La Poza de las Ahogadas
Katie, 2015
De camino al río, se detenía de vez en cuando para coger una piedra o un trozo de ladrillo del suelo y luego meterlo en su mochila. Hacía frío y aún estaba oscuro, aunque si se hubiera vuelto y hubiese mirado en dirección al mar podría haber visto un atisbo de luz gris en el horizonte. No se volvió, ni una sola vez.
Al principio caminaba rápido para poner algo de distancia entre ella y su casa. Descendió la colina en dirección al centro del pueblo porque antes de ir al río quería pasear una última vez por el lugar en el que había crecido.
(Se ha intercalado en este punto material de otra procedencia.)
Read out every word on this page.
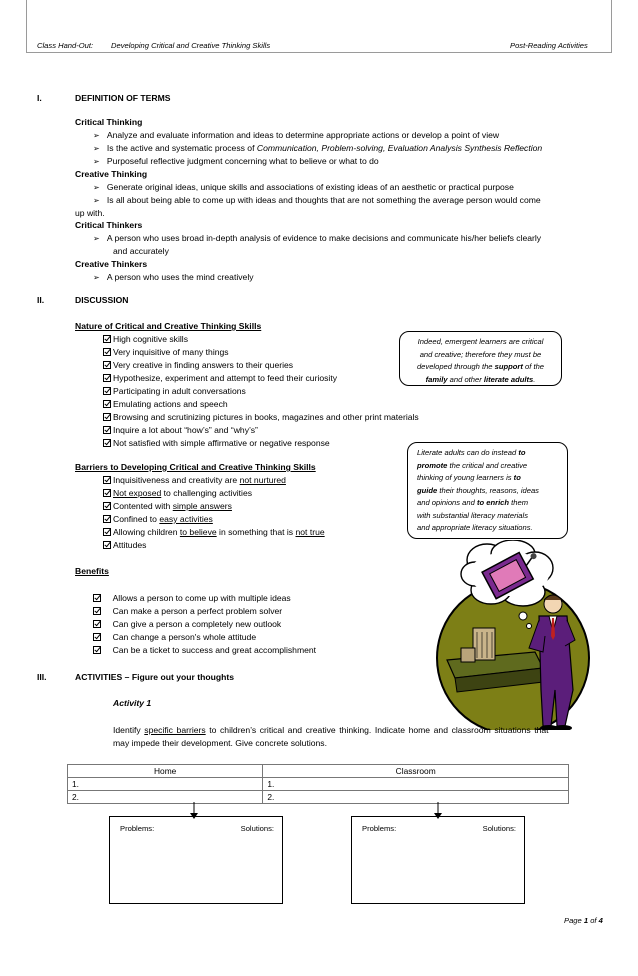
Class Hand-Out: Developing Critical and Creative Thinking Skills	Post-Reading Activities
I.	DEFINITION OF TERMS
Critical Thinking
➢ Analyze and evaluate information and ideas to determine appropriate actions or develop a point of view
➢ Is the active and systematic process of Communication, Problem-solving, Evaluation Analysis Synthesis Reflection
➢ Purposeful reflective judgment concerning what to believe or what to do
Creative Thinking
➢ Generate original ideas, unique skills and associations of existing ideas of an aesthetic or practical purpose
➢ Is all about being able to come up with ideas and thoughts that are not something the average person would come
up with.
Critical Thinkers
➢ A person who uses broad in-depth analysis of evidence to make decisions and communicate his/her beliefs clearly
and accurately
Creative Thinkers
➢ A person who uses the mind creatively
II.	DISCUSSION
Nature of Critical and Creative Thinking Skills
High cognitive skills
Very inquisitive of many things
Very creative in finding answers to their queries
Hypothesize, experiment and attempt to feed their curiosity
Participating in adult conversations
Emulating actions and speech
Browsing and scrutinizing pictures in books, magazines and other print materials
Inquire a lot about “how’s” and “why’s”
Not satisfied with simple affirmative or negative response
Barriers to Developing Critical and Creative Thinking Skills
Inquisitiveness and creativity are not nurtured
Not exposed to challenging activities
Contented with simple answers
Confined to easy activities
Allowing children to believe in something that is not true
Attitudes
Benefits
Allows a person to come up with multiple ideas
Can make a person a perfect problem solver
Can give a person a completely new outlook
Can change a person's whole attitude
Can be a ticket to success and great accomplishment
Indeed, emergent learners are critical
and creative; therefore they must be
developed through the support of the
family and other literate adults.
Literate adults can do instead to
promote the critical and creative
thinking of young learners is to
guide their thoughts, reasons, ideas
and opinions and to enrich them
with substantial literacy materials
and appropriate literacy situations.
III.	ACTIVITIES – Figure out your thoughts
Activity 1
Identify specific barriers to children’s critical and creative thinking. Indicate home and classroom situations that
may impede their development. Give concrete solutions.
Home	Classroom
1.	1.
2.	2.
Problems:	Solutions:	Problems:	Solutions:
Page 1 of 4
Pasó por delante de su escuela de primaria (que no se atrevió a mirar por si algún recuerdo de su infancia hacía que se detuviera), de la tienda del pueblo, todavía cerrada, del parque en el que su padre había intentado infructuosamente enseñarle a jugar a críquet. De las casas de sus amigas.
En Seward Road había una casa en particular que visitar, pero no se sintió con fuerzas para pasar por delante, de modo que escogió otro camino. Su paso fue ralentizándose a medida que su carga se hacía más pesada y la carretera ascendía en dirección al casco antiguo, donde las calles se estrechaban entre casas de piedra envueltas de rosas trepadoras.
Dejó atrás la iglesia y continuó su camino en dirección al norte hasta el punto en el que la carretera torcía bruscamente a la derecha. Cruzó el río y se detuvo un momento en el puente peraltado. Desde ahí, echó un vistazo a la aceitosa y reluciente agua que avanzaba a toda velocidad por encima de las piedras. Y pudo ver, o quizá imaginar, la oscura silueta del viejo molino, con su enorme rueda podrida e inmóvil desde hacía medio siglo. Pensó en la chica que dormía dentro y tuvo que colocar las manos, moradas a causa del frío, sobre la barandilla del puente para que dejaran de temblarle.
Luego descendió el empinado tramo de escalones de piedra que conducía de la carretera al sendero de la orilla del río. Siguiendo ese camino podía llegar hasta Escocia si quería. Lo había hecho una vez, un año antes, el pasado verano. Ella y cinco amigas lo recorrieron con tiendas de campaña y sacos de dormir. Lo hicieron en tres días. Por las noches acampaban junto al río, bebían vino ilícito bajo la luz de la luna y se contaban historias del río, de Libby, de Anne y todas las demás. Por aquel entonces no podría haber imaginado que un día recorrería el mismo camino que recorrieron ellas, que su destino y el de esas mujeres estaría entrelazado.
El kilómetro que había desde el puente hasta la Poza de las Ahogadas lo hizo todavía más lentamente. La mochila pesaba más que antes, y las duras piedras se le clavaban en la columna. Lloró un poco. Por más que lo intentaba, no conseguía dejar de pensar en su madre, y eso era lo peor, lo peor de lo peor.
Debajo del follaje de las hayas que había en la orilla del río, el camino estaba tan oscuro que apenas podía ver dónde colocaba el pie, y, por alguna razón, eso le resultó reconfortante. Pensó que quizá debería sentarse un momento, quitarse la mochila de la espalda y descansar, pero sabía que no podía, porque si lo hacía saldría el sol y ya sería demasiado tarde, nada habría cambiado y habría otro día en el que tendría que levantarse antes de que amaneciera y marcharse de casa dormida. Así pues, continuó poniendo un pie delante del otro.
Un pie delante del otro hasta que llegó al límite forestal. Un pie delante del otro. Salió del sendero y dio un pequeño traspié en la orilla. Un pie delante del otro y, finalmente, se metió en el agua.